On Friday, natural gas prices dropped due to more vital production brought by record amounts of fuel being drilled from the ground.
Natural gas futures for June delivery decreased by -0.77% to $2.07 per million British thermal units on May 05.
Warmer seasonal weather slashed heating demand as gas flows to export plants dropped for spring maintenance. According to analysts, the US output went up to 101.70 billion cubic feet per day (bcfd) in May. It is higher than the 101.40 bcfd in April.
Moreover, meteorologists expect the weather in the Lower 48 states would change. It would go from colder than average to warmer from May 06 to 17.
Furthermore, natural gas stockpiles in Northwest Europe are hitting a 60.00% capacity. For its five-year, the amount of fuel in the inventories is about 57.00%, based on experts. Therefore, it is an immense amount of stored gas compared to inventories in the US.
In addition, at the Dutch Title Transfer Facility, natural gas was trading at a 21-month low. It equates to $12.00 per MMBtu.

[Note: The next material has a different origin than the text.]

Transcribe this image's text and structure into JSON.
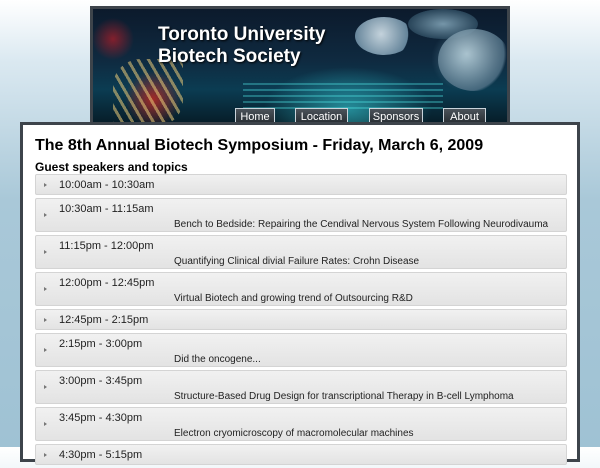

Meanwhile, a US oil and gas company mentioned decreasing gas drilling in the Permian Basin amid lower prices. It would trim $100.00 million off its budget and plans to return to its Alpine High development when markets improve.
EU Might Continue Repressing Natural Gas Demand
In March, the EU had an extension of its voluntary natural gas demand reduction target. It aimed to protect itself from Russia’s attempts to weaponize energy.
Based on experts, the reduction targets do not make market sense anymore and might risk more distortions in the markets.
Furthermore, they have a new regulation covering the year to March 2024. It would set a 15.00% demand decrease target linked to the average of April 2017 to March 2023.
Also, the council confirmed that overall EU natural gas usage fell by 19.30% from August 2022 to January 2023. They added that the decline in demand would allow for filling its storage, lower prices, and more energy supply security.